For many of us, it's hard to imagine a day without coffee. Luckily, the experts at Consumer Reports say that drinking coffee can be good for you. Which leads to the question: How much is too much?

For a lot of people, it’s hard to imagine a day without coffee – and that’s ok because the experts at Consumer Reports say drinking coffee can be good for your health.

“Coffee could actually lower your risk of certain liver diseases, some types of cancers, and type 2 diabetes -- and there’s some evidence that it can also lower your risk of heart disease and respiratory disease,” said Consumer Reports Health Editor Althea Chang-Cook.

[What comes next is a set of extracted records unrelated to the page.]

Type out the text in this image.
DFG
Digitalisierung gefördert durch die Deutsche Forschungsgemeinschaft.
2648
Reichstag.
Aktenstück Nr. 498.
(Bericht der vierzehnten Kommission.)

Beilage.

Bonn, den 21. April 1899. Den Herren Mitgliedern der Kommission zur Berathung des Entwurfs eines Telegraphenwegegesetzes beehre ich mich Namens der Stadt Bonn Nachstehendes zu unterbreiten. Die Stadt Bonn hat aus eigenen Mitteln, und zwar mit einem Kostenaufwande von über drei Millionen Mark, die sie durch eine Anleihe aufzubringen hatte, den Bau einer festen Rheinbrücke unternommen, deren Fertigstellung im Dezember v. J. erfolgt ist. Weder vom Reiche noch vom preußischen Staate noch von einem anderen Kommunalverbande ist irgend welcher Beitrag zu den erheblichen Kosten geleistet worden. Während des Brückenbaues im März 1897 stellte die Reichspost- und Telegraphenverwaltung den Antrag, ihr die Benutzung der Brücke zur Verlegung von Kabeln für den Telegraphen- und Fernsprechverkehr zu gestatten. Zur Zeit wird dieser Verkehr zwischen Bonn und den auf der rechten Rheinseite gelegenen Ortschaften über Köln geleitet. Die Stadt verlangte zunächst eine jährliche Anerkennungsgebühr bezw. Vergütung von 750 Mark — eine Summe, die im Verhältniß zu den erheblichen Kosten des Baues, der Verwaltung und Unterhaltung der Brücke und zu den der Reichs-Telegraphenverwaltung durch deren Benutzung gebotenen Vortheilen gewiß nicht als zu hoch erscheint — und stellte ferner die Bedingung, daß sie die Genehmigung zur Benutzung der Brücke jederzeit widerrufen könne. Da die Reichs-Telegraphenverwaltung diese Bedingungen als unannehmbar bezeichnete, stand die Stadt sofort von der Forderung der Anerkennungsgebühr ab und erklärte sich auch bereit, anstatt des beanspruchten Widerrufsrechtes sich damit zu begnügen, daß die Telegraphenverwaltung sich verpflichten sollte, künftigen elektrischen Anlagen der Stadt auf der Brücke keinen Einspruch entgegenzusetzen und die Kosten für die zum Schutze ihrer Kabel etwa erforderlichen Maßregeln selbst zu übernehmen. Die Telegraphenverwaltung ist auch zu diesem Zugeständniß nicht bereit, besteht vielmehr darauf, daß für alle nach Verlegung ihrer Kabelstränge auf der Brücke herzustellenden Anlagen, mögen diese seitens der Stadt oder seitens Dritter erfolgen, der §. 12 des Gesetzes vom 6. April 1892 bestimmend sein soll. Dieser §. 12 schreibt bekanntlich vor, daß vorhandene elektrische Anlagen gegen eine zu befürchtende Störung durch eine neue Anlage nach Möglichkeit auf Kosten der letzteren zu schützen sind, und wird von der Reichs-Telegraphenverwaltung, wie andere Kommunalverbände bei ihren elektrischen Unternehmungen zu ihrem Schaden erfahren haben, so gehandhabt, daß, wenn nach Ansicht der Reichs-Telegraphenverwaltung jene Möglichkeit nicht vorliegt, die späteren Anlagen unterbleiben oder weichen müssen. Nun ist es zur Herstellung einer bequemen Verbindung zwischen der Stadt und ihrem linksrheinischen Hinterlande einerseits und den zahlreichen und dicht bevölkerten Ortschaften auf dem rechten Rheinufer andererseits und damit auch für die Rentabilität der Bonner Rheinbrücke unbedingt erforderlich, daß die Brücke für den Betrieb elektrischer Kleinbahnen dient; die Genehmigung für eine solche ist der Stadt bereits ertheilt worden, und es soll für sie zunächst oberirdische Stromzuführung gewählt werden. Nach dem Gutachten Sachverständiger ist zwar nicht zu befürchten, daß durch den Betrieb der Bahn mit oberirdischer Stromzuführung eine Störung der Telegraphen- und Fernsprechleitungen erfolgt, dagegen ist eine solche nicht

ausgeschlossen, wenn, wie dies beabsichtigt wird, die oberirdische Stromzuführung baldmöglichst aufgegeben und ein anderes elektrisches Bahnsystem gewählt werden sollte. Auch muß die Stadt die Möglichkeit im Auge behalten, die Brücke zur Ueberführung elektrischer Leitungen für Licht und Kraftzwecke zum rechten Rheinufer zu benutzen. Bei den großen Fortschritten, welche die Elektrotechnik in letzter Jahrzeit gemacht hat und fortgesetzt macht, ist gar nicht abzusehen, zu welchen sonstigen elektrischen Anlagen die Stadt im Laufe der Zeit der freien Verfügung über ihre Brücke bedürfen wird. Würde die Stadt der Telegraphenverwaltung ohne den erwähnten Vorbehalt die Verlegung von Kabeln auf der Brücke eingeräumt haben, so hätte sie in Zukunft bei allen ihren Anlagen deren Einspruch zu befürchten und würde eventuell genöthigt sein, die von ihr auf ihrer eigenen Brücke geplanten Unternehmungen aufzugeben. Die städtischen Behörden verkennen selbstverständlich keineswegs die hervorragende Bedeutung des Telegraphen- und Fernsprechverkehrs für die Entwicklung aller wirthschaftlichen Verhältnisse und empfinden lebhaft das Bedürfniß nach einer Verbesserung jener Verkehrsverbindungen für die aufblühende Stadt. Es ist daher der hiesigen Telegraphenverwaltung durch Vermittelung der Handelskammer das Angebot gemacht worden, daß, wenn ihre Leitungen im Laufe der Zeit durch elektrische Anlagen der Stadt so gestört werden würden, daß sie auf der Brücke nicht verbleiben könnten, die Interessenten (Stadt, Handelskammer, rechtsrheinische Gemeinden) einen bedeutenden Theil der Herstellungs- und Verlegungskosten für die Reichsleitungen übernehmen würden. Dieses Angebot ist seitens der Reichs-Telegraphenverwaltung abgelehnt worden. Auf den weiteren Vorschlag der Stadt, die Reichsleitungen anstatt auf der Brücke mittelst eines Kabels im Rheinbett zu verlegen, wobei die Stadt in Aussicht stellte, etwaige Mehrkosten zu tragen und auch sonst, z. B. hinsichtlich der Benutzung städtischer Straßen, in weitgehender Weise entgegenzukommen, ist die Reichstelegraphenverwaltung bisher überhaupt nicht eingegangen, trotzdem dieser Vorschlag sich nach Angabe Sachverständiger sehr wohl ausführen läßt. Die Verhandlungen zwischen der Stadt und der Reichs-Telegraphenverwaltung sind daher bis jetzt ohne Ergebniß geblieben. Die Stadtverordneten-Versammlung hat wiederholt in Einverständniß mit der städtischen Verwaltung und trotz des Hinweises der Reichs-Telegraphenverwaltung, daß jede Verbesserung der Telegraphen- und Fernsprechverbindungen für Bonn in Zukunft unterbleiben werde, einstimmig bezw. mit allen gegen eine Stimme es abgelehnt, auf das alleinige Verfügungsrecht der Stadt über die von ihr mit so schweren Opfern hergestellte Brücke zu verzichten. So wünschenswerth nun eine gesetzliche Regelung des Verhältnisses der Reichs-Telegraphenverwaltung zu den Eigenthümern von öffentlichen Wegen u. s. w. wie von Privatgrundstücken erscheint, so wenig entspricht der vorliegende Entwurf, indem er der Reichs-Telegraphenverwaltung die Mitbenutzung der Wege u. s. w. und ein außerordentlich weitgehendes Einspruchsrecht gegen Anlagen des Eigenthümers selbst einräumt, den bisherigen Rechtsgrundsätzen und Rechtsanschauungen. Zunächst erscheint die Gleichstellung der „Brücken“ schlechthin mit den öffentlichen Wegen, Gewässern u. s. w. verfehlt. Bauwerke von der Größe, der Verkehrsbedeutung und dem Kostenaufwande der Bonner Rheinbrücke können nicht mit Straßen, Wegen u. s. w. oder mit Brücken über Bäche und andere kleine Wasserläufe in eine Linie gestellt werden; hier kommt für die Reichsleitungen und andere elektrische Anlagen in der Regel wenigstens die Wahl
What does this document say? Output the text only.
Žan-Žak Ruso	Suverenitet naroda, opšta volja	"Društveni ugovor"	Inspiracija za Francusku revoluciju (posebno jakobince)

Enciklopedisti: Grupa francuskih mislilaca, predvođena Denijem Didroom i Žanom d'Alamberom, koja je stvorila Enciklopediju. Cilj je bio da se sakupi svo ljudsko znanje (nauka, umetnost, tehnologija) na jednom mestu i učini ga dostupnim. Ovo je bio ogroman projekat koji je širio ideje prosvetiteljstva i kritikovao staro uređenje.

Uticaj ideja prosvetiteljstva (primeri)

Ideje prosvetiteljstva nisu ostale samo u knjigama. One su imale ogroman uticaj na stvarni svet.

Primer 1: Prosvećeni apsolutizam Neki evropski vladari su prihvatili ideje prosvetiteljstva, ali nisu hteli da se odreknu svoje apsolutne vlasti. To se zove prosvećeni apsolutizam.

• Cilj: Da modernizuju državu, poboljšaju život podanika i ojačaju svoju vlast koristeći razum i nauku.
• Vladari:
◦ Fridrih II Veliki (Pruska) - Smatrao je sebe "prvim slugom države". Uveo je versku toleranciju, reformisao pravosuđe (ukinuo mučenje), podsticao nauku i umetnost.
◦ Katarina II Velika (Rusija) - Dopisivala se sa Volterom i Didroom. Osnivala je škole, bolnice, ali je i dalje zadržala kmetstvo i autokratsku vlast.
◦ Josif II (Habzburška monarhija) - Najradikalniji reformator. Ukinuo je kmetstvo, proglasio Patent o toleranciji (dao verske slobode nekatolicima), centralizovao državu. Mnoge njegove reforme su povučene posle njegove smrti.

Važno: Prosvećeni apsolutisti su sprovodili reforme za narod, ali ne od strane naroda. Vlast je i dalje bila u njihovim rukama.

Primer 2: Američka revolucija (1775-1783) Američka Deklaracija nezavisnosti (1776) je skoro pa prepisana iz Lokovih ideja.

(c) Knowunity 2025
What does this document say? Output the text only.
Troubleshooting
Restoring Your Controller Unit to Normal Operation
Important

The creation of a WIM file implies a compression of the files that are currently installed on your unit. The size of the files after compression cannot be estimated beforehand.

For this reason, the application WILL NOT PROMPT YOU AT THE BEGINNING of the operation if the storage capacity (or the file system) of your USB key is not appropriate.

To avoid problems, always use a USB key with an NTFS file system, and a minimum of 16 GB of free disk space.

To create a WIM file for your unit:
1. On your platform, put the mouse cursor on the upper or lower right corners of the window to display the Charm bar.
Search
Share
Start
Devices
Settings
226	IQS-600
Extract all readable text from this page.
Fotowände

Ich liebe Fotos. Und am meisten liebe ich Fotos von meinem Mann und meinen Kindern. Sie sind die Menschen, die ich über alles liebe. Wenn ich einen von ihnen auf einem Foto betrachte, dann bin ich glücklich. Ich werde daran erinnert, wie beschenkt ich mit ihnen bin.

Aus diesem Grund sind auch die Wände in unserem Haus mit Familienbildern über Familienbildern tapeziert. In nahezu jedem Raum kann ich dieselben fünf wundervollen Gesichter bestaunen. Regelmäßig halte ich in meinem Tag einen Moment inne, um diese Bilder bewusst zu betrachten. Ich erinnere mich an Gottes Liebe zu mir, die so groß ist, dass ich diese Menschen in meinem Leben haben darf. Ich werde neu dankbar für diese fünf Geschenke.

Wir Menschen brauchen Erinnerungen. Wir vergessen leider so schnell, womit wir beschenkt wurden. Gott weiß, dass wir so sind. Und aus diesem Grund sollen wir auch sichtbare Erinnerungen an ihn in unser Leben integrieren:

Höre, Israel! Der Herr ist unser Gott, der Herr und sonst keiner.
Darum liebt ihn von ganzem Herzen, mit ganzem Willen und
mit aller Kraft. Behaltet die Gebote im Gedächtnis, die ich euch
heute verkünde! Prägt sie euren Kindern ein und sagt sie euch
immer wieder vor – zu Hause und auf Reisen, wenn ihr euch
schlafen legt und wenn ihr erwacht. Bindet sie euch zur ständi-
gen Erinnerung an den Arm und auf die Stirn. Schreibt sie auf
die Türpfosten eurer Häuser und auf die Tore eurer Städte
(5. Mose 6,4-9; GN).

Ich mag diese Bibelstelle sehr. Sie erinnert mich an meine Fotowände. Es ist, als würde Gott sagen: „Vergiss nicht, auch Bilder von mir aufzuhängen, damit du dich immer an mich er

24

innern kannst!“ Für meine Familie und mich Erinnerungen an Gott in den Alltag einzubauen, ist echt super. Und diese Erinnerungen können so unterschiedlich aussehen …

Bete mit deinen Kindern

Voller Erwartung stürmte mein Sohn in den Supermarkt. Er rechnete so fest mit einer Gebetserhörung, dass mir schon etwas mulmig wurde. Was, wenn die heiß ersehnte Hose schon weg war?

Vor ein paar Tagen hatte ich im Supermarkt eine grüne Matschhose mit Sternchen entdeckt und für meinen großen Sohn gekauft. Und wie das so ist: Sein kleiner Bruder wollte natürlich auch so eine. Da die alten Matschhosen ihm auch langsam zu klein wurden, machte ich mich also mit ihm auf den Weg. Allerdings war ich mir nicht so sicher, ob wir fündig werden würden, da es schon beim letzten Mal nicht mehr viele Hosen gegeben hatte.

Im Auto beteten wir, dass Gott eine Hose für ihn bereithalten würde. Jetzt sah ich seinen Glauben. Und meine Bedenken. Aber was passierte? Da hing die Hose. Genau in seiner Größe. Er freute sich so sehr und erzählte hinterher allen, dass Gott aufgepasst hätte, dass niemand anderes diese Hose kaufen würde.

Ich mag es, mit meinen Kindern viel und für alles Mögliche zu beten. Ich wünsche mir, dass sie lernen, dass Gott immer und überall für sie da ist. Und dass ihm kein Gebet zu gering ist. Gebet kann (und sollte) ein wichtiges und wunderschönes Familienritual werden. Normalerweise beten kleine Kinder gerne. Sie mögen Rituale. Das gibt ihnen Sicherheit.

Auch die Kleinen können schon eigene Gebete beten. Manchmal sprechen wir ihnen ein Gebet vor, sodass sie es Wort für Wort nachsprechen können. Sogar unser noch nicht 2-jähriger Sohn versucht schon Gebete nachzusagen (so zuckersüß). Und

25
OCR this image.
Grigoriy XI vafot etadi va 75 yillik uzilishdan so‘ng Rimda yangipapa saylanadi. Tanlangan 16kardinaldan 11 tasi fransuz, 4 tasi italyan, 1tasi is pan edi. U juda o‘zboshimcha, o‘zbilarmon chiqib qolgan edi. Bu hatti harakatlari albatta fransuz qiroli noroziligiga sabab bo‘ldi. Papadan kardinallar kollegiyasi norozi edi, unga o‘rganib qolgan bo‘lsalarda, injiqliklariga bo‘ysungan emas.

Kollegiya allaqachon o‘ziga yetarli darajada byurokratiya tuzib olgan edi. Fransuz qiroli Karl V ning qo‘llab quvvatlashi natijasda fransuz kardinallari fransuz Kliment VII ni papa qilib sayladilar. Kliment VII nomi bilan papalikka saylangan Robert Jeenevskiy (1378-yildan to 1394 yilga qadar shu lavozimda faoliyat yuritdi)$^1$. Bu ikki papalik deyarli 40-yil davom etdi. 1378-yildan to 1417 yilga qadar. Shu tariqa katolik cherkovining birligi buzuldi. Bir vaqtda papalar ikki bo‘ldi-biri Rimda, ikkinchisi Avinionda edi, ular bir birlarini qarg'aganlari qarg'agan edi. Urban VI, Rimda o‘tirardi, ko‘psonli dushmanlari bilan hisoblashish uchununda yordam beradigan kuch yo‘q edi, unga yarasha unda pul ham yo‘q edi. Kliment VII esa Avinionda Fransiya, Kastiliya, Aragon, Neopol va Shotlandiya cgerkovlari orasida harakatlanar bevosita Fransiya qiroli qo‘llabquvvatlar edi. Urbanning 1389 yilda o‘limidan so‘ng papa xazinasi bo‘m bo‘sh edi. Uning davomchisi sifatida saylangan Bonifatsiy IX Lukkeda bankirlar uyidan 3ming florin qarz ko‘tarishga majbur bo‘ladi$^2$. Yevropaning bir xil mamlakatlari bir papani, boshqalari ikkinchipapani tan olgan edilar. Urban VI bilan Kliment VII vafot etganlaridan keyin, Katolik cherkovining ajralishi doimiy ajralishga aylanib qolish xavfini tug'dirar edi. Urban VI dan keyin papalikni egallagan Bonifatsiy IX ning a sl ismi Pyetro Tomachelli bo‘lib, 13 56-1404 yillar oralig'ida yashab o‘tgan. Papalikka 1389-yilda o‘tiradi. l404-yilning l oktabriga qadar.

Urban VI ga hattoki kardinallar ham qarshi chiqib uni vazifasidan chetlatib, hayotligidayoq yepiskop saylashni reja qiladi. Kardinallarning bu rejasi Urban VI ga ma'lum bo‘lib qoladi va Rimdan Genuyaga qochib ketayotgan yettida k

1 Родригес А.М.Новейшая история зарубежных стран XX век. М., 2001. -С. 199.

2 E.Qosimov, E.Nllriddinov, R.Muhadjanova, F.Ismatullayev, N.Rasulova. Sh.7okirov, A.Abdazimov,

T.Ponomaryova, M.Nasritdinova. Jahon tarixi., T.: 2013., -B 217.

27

Other research even suggests that if you drink coffee, you could live longer than non-coffee drinkers, in part because coffee is rich in antioxidants.

Great! But how much coffee is healthy, and how much is too much?

“In general, the average person can safely consume up to 400 mg of caffeine per day, the amount in three to five 8-ounce cups of coffee,” Chang-Cook said.

If you have a medical condition or caffeine sensitivity, it’s always best to check with your doctor, and always listen to your body. If your heart is thumping much faster than usual and you feel extra shaky and jittery, it’s probably time to lay off.

And if you love coffee but still want to sleep at night, Consumer Reports says finish your last cup around 2 p.m. That way, the majority of caffeine you’ve consumed has left your body by bedtime.

And while coffee can be good for you, Consumer Reports says it’s still important to pay attention to what you add to your coffee drink.

“For every teaspoon of sugar you add, you are consuming 16 calories and 2 ounces of whole milk adds another 38 calories and 2 grams of fat,” said Chang-Cook.

If you like to alternate between coffee and tea during the day, Consumer Reports says that can be good for you, too. In a study published last year, researchers found that people who drank two to three cups of coffee plus two or three cups of tea per day had about a 30 percent lower risk of dementia and stroke compared with people who didn’t drink either.